Q.: But the third package has already been approved and the fourth is being negotiated, although these are smaller.
A.: Exactly. Citizens are going to need more aid checks, because the economy is going to recover gradually. Basic services like the Post Office in the US are on the verge of insolvency, and that’s not just the case in the US. Europe, Japan, and the rest of the world are being equally affected. That’s not counting emerging markets, which are already making massive use of the financial support provided by the International Monetary Fund and ant they will need more help.
Q.: All this would require a coordinated response.
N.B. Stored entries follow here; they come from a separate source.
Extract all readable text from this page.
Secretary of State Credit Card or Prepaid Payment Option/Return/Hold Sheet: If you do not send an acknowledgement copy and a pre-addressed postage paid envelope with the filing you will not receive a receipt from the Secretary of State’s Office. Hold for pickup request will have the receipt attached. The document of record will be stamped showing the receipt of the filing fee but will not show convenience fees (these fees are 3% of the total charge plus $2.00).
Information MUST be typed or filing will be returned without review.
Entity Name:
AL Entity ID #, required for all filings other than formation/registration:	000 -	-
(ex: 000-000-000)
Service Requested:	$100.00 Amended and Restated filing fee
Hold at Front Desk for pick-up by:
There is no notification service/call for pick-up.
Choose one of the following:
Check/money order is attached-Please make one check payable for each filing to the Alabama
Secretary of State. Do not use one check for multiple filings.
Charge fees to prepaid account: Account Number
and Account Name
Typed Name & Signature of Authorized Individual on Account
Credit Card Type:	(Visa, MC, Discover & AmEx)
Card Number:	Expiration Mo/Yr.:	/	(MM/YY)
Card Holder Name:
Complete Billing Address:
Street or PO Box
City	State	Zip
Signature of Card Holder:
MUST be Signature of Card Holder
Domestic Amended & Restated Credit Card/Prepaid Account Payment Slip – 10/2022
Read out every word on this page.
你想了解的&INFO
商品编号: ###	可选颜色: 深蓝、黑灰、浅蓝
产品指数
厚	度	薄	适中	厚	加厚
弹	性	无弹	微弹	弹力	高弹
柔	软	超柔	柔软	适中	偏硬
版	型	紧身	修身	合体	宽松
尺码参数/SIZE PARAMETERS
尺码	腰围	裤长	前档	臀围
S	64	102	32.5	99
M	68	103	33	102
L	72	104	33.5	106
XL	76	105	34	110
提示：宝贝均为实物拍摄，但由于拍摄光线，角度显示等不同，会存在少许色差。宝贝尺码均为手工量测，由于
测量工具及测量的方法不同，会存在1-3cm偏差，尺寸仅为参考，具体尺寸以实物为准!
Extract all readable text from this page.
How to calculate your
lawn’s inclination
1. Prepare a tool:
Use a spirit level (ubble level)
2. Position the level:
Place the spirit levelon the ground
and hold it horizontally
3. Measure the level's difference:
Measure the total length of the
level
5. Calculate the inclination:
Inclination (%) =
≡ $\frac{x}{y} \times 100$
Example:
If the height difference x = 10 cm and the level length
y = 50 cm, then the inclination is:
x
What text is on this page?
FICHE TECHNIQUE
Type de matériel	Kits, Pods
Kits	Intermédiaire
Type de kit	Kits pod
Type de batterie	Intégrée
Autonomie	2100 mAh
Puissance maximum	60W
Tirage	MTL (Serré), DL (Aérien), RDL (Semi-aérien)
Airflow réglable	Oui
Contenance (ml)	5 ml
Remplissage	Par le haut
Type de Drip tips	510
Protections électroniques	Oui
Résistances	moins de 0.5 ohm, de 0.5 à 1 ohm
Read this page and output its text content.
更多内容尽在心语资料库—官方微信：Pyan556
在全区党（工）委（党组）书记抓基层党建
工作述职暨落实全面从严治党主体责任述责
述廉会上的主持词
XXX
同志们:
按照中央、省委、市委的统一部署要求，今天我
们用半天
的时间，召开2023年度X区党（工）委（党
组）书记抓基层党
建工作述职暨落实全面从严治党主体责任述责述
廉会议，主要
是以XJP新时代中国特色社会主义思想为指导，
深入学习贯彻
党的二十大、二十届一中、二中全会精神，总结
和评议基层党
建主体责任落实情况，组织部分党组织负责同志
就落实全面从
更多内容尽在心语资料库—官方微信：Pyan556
A.: That is clear. Just as it is clear that there is not going to be one. But at least there is some positive news: rich countries are responding quickly with appropriate fiscal and monetary policies. Coordination could be much greater, and if it doesn’t improve, it is possible that this could become a serious problem later on, if tension between the US and China continues to rise, or if the European Union is unable to find a common policy. In fact, it is not clear that the rich world will continue to react as well as it is doing.
Q.: The ones who are having the worst time are the ones who are being talked about the least: developing countries.
A.: Of course. Emerging countries don’t have the fiscal or monetary capacity to launch stimulus programs. Multilateral institutions are helping them and are forgiving their debts. But that is not going to be enough.
Q.: One of the biggest mysteries in the world is the so-called ‘middle income trap’, that is, the fact that it’s easier for countries to get out of extreme poverty and stay in the middle income bracket than it is for them to get out of that middle income bracket and become part of the group of advanced economies. Will this crisis aggravate that problem?
A.: We don’t know. But what we do know is that there is potential for major crises in emerging markets in the next three months, four months, like the ones we have seen in Argentina. Those countries simply don’t have capital available. The crisis in the developing world is going to last much longer than in the industrialized world.
Q.: The coronavirus has arrived in the developed world at a mediocre time, at a time of a long expansion but with low growth and little – or no – rise in average real income. It is what you and New York University economist Nouriel Rubini have called “the new abnormality.
A.: Yes, the recovery has not been intense, but there has still been recovery since the last crisis. The U.S. didn’t come into this crisis with bad fundamentals, nor did Japan. Germany has faced the crisis with a falling debt compared to what happened in 2008. Among emerging markets, the most notable thing is that China is in good shape, although perhaps that economy should be considered more as a middle-income country than as an emerging market. That, at least, gives us some leeway, although the dimensions of the problem are overwhelming.
Q.: Let’s go back to the first question. Or, better, to your first answer. There are those who believe, like the Harvard philosopher Steven Pinker, that the coronavirus will put an end to the idea that knowledge is not important and that experts “are always wrong,” as Donald Trump said at the U.N. General Assembly in 2018.
A.: It is clear that we live in a complex world where there are problems such as climate change that require the participation of specialists. And it is clear that in recent years specialists have been rejected. This is also understandable: the fiasco in Iraq, or the financial crisis in 2008 and the euro crisis in the EU occurred after many – but not all – experts had defended the policies that led to those disasters. Now the coronavirus is a kind of vindication of the idea of knowledge.